Mary jako urocze monidło
Po czwarte, pretensjonalność
Miała aspirację kreowania mody i stylu, jednak nic z tego nie wychodziło. Ale czy mogło? Jej portrety przecież nie kłamią. W młodości była ładna, pisano, że nawet piękna, ale w dojrzałym wieku po urodzie nie został ślad. Twarz jak wymięta pieczarka i zaokrąglona figura, zapakowana w kwiecistą krynolinę, w której dobrze może wyglądać piętnastoletnia Scarlett O'Hara z talią osy, ale nie jej babcia. Wyśmiewano styl Mary, wykpiwano gust i pretensje do prowadzenia konwersacji po francusku, który to język potwornie kaleczyła. Kiedy już po śmierci męża, cierpiąc jak zwykle na brak gotówki, próbowała sprzedać swe toalety z czasów, gdy była pierwszą damą, chętnych było niewielu. Nie podobała się ani dama, ani jej suknie. Nikt nie chciał być jak Mary.

Po piąte, złe humory
Szybko dorobiła się opinii gwałtownej, zazdrosnej i wulgarnej osoby, której pretensje do wielkopańskości powszechnie wyśmiewano. Wiedziała o tym, trudno się więc dziwić, że coraz częściej wpadała w złość. Lincoln już przywykł do jej napadów szału, w czasie których rzucała w niego kawałkami drewna z kominka, a któregoś razu goniła go po domu z rzeźnickim nożem. Teraz te ataki wściekłości coraz częściej zdarzały się publicznie i nie tylko wobec męża. W taki właśnie sposób Mary znieważyła młodą i urodziwą żonę generała Orda, towarzyszącą Lincolnowi na przeglądzie wojsk, na który sama się spóźniła.
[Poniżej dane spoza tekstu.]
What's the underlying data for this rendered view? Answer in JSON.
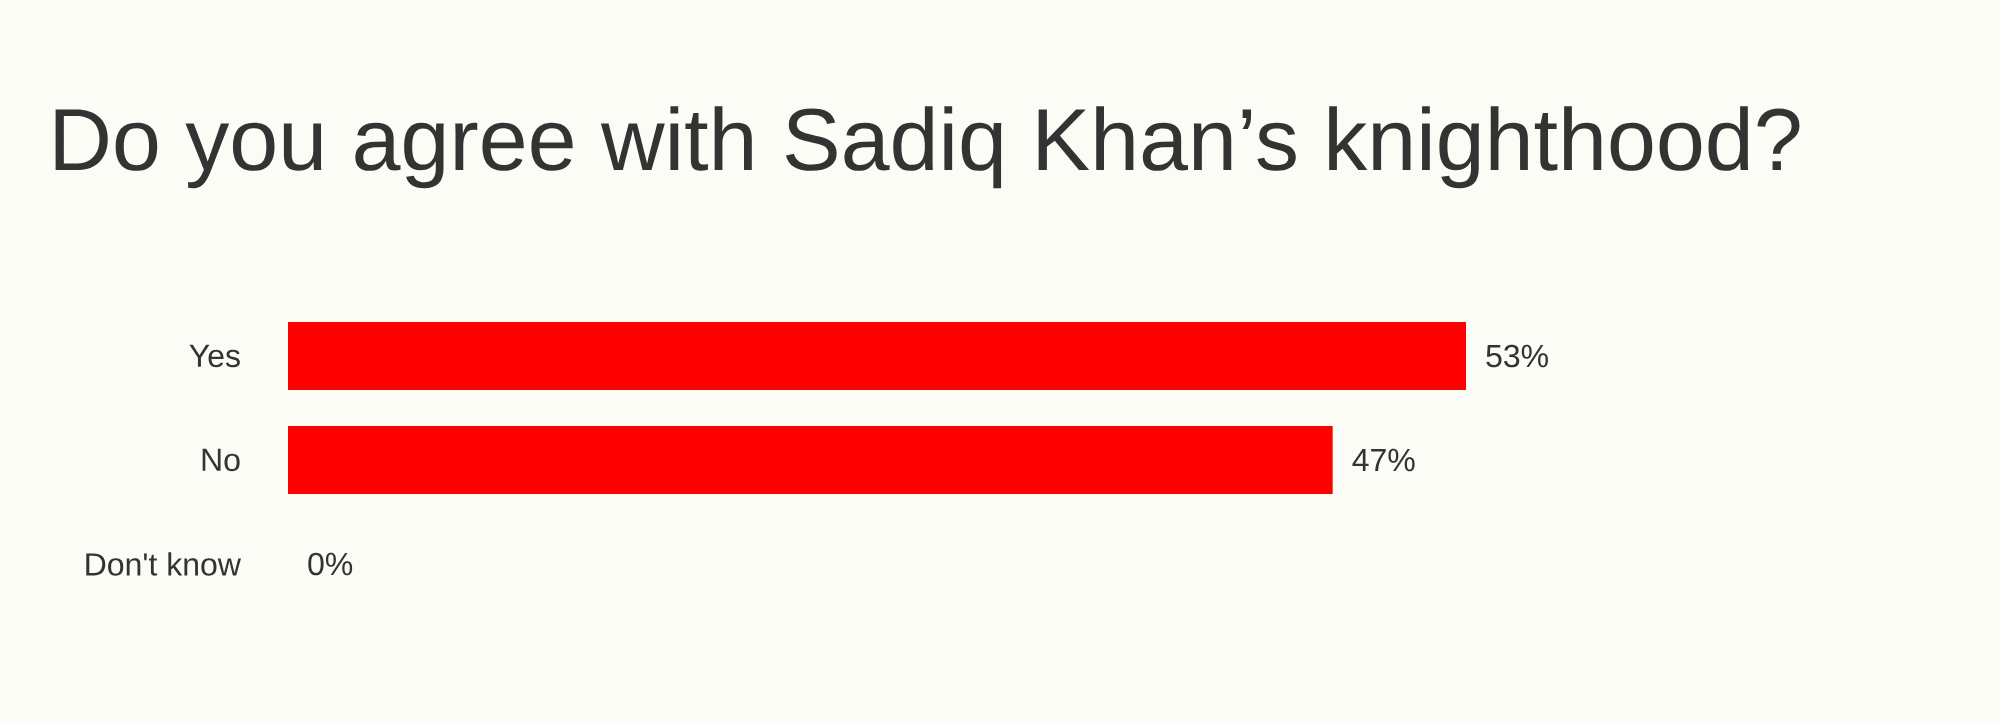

Obrzuciła Bogu ducha winną kobietę stekiem obelg, a potem przez cały wieczór, w obecności gości, wygłaszała tyrady z wyrzutami pod adresem męża. 

Te wybuchy powoli stawały się normą i Mary do szczętu spaprała sobie opinię. Żyła otoczona powszechną niechęcią, także ze strony przyjaciół męża. Najdobitniej pokazał to przebieg najbardziej dramatycznego dnia w ich życiu, czyli 14 kwietnia 1865 roku, kiedy w Teatrze Forda zamachowiec strzelał do Lincolna. Prezydent żył jeszcze dziesięć godzin, ale rozhisteryzowanej, spazmującej Mary w ogóle do niego nie dopuszczono. Rozkaz sekretarza wojny Stantona był jednoznaczny: "Zabierzcie stąd tę kobietę i więcej jej tu nie wpuszczajcie".
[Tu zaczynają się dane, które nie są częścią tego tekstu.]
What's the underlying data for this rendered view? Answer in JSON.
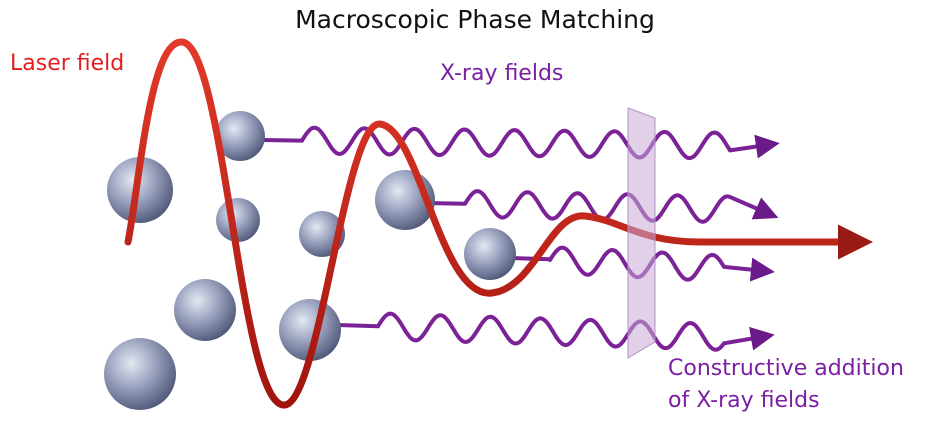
{
  "title": "Macroscopic Phase Matching",
  "labels": {
    "laser": "Laser field",
    "xray": "X-ray fields",
    "constructive": [
      "Constructive addition",
      "of X-ray fields"
    ]
  }
}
Sally Field w roli Mary w filmie Spielberga "Lincoln"
Dziś biografowie Mary przypuszczają, że cierpiała z powodu choroby afektywnej dwubiegunowej. O obłęd podejrzewał ją własny syn Robert, oddając matkę w 1875 roku do zakładu psychiatrycznego. Wyszła po czterech miesiącach, zamieszkała u siostry i tam zmarła w wieku 64 lat. Biedna Mary. Choć została żoną prezydenta, jak chciała, to nie przeszła do historii jako stylowa, ale jako wulgarna pierwsza dama. Tak nazywają ją niechętni jej biografowie, a i ci przychylni nie znajdują dużo lepszych słów. Oni piszą najwyżej o "nieszczęśliwej pani Lincoln".